As the primary care giver, I'm happy to not be burdened by having to pass on the conditioning that appearance is something to fuss so much about. To me, independence beats a well-dressed kid any day.

chicago pop said...

Kudos to Helen for the multi-stage clothing reuse!

Matt raises an interesting point about what happens when the child can have some input, which I hadn't thought about since we're not there yet. My response is that we probably agree that independence /randomness of clothing is probably better than a sense of "I oughtta being wearing this cuz I'm a boy/girl." I think that's where we're trying to steer things.

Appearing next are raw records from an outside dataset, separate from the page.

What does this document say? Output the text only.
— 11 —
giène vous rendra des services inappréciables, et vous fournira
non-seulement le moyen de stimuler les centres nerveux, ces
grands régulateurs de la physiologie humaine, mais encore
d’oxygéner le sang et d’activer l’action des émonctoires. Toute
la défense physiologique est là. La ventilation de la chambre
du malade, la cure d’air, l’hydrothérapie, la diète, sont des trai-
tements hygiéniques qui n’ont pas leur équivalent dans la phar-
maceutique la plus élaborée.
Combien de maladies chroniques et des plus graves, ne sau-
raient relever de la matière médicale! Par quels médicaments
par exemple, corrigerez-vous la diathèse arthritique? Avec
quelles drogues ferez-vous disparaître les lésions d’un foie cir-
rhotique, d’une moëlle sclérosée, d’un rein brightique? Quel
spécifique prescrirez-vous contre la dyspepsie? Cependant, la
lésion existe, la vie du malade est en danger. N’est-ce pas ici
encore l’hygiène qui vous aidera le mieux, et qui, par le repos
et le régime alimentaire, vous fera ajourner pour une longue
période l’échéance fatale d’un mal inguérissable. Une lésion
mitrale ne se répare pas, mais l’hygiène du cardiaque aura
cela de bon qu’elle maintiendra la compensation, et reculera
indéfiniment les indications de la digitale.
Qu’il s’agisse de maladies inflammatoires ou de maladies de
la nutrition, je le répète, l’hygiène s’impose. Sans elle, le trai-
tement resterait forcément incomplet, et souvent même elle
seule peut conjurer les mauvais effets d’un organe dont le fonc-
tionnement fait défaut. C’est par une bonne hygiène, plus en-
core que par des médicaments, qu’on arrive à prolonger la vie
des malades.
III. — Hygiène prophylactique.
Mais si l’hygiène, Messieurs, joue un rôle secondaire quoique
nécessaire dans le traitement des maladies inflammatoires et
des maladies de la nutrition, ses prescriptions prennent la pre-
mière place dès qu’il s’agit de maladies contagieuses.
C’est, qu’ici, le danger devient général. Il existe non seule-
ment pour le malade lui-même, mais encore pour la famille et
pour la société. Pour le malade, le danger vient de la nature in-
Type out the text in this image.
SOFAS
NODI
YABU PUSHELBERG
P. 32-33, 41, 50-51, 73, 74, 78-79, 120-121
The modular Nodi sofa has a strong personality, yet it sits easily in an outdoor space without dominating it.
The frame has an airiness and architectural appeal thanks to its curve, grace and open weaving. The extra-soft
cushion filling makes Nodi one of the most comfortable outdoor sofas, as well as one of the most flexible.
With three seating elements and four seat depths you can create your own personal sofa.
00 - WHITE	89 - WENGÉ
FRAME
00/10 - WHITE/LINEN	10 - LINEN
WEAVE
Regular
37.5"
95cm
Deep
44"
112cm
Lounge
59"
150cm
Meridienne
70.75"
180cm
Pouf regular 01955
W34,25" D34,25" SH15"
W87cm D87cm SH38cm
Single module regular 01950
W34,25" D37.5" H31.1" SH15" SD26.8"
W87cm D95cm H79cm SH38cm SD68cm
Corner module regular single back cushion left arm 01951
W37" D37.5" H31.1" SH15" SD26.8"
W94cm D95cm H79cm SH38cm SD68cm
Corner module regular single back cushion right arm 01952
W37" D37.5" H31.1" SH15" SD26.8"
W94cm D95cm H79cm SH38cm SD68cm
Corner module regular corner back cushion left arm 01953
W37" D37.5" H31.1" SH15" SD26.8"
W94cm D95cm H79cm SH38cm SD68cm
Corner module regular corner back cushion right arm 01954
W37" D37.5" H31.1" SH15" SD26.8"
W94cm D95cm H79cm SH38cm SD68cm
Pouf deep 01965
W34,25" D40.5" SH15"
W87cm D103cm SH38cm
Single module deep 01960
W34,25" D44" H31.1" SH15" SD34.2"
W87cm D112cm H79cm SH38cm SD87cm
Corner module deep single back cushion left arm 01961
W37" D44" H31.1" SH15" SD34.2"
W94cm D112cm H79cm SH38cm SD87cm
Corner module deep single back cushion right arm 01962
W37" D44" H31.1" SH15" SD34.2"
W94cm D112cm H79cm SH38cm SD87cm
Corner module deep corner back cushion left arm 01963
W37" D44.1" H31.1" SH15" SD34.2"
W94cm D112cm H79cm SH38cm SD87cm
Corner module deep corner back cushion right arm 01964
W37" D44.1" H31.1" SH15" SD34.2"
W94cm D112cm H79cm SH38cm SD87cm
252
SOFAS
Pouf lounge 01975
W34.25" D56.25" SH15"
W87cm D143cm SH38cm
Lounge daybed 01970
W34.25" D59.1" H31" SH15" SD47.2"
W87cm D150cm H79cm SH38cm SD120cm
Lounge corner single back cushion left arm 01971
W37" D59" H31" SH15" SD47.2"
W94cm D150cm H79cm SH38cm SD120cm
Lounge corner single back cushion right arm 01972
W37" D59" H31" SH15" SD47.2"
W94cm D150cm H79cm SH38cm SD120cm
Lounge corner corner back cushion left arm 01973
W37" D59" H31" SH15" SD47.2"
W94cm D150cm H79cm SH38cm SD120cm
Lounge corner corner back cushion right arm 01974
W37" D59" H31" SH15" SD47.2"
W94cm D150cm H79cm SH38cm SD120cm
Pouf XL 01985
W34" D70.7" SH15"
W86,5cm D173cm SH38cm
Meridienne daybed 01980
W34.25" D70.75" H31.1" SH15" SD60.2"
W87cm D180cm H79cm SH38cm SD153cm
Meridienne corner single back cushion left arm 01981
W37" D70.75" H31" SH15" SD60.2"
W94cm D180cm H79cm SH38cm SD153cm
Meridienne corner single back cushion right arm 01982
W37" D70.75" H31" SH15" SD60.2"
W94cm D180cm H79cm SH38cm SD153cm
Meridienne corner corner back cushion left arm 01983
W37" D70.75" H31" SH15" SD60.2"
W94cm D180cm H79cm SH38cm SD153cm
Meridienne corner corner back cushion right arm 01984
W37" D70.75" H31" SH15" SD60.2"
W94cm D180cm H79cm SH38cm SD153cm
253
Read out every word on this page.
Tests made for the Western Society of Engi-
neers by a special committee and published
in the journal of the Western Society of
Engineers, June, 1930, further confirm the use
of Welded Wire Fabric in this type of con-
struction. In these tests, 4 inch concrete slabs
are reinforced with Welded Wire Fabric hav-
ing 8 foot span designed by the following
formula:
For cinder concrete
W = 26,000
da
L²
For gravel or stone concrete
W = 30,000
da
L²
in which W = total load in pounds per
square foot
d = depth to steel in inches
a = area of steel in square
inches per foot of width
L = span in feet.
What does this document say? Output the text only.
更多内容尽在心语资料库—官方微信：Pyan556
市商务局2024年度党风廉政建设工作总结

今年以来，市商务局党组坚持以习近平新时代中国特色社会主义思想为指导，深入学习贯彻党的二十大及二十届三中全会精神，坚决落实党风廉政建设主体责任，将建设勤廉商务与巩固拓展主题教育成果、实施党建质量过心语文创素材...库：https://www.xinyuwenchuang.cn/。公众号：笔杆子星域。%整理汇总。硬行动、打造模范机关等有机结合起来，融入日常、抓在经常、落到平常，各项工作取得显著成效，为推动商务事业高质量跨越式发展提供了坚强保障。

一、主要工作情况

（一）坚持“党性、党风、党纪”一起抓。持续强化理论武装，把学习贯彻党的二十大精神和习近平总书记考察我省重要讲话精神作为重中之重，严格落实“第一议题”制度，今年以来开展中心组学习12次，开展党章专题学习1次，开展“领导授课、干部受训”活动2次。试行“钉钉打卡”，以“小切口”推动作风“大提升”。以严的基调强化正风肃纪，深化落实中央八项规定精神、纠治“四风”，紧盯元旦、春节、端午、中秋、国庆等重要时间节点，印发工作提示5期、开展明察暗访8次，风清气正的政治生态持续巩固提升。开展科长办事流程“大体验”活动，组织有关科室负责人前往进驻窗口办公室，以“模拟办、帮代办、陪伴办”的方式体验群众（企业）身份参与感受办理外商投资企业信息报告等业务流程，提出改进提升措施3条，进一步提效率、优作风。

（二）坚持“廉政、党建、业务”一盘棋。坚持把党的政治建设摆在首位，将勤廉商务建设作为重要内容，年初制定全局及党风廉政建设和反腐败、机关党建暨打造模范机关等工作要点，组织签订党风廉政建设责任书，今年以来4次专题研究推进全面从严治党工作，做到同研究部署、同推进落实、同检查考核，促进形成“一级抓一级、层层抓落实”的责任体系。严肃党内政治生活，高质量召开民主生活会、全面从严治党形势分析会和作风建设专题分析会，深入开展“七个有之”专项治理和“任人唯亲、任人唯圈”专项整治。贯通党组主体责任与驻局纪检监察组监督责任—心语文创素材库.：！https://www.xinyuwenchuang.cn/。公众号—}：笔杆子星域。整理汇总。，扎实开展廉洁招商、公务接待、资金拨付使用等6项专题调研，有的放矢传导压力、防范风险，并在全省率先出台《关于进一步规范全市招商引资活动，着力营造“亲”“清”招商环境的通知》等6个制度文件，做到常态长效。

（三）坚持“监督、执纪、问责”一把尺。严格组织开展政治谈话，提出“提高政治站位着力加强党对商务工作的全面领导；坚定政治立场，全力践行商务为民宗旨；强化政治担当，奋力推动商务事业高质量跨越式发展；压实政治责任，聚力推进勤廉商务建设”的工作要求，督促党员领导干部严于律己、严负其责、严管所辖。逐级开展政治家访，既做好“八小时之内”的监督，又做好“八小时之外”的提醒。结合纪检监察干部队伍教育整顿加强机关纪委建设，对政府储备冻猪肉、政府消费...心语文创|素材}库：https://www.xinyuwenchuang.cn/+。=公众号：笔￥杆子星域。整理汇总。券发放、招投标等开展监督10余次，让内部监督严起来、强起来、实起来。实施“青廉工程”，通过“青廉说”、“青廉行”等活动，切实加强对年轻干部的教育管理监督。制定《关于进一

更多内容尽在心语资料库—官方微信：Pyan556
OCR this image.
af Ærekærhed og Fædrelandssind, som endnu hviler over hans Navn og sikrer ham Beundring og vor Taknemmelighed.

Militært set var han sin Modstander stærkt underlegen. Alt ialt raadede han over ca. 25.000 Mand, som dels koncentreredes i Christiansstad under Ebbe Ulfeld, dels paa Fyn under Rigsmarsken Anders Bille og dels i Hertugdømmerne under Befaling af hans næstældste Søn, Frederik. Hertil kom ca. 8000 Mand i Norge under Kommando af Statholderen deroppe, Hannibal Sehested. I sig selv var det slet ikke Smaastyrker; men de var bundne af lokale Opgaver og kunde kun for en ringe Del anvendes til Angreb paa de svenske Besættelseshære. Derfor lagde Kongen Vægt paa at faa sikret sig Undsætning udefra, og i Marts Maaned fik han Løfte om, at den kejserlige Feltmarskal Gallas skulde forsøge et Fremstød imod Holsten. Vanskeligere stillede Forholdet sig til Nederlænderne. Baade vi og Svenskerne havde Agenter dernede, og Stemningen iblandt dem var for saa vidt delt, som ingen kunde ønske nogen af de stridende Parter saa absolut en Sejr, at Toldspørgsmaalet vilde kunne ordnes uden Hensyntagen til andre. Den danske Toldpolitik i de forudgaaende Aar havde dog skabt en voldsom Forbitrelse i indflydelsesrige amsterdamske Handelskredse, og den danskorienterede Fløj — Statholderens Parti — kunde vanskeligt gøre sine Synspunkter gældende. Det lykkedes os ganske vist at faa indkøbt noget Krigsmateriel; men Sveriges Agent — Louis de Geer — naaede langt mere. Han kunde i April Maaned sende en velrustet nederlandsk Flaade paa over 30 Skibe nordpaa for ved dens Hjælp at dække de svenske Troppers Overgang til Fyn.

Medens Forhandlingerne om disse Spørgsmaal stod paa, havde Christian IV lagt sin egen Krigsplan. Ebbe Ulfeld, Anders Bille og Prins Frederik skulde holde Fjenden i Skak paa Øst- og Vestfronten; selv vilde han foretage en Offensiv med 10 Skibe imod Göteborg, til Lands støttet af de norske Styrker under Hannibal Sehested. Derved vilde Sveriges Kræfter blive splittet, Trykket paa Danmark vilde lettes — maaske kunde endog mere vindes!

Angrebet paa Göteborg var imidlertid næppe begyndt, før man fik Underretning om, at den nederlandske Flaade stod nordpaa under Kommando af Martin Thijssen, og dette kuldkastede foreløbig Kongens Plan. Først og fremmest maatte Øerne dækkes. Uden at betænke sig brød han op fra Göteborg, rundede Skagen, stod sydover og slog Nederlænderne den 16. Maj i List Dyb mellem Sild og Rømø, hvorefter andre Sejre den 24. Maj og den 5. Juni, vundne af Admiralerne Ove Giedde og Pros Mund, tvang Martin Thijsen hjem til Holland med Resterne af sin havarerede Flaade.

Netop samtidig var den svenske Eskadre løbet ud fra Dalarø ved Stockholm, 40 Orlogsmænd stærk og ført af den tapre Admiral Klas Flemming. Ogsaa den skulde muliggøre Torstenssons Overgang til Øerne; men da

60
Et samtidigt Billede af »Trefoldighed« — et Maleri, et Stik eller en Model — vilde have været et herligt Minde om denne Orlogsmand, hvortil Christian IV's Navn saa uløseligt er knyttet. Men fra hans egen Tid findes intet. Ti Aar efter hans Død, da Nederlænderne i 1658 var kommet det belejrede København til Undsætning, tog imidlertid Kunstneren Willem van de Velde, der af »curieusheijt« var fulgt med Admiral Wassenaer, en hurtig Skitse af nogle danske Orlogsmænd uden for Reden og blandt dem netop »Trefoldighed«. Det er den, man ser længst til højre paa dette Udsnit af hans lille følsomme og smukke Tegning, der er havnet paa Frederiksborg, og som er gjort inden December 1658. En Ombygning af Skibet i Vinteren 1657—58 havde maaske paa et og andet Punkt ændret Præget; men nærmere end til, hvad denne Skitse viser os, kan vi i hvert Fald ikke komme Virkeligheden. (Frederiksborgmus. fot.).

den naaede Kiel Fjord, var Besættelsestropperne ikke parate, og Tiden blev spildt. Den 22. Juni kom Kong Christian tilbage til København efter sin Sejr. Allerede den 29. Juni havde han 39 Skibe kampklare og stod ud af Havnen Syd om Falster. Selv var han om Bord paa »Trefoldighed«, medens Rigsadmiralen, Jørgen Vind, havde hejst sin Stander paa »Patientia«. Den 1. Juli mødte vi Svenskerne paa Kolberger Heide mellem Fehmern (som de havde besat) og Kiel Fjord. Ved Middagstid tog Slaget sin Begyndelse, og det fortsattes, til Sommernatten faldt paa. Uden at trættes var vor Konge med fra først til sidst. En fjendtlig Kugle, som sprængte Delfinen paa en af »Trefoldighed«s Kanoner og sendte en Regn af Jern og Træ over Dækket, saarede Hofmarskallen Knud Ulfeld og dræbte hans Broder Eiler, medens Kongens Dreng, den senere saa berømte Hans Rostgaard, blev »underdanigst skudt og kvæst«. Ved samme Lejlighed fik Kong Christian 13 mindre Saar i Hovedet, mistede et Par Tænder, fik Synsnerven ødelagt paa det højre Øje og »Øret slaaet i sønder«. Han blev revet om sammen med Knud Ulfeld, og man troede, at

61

So yes, that kind of independence which hopefully entails branching out from what is conventionally expected.

Anonymous said...

My three yr old is a walking advertisement bc she is in love with princesses and that is what she chooses from her hand-me-down colelction and when she ahs money from Grandma to spend at the store. This bothers me not only for the commercial factor, but also for the promoting white as beautiful - Cinderella, Snow White and Belle are the primary focus, sometimes Ariel, but Mulan and Jasmine are included only in the large group photos, as if, hey, look we have some dark-skinned princesses too! HOWEVER, if you can believe it, Jasmine was drawn darker in the movie than she is in some of the books we have her in, as well as any time she is pictured next to the "white" princesses, she is colored lighter than she is in the actual movie. Disgusting. But it would be a disservice to explain these things to my three yr old, who is still completely color-blind.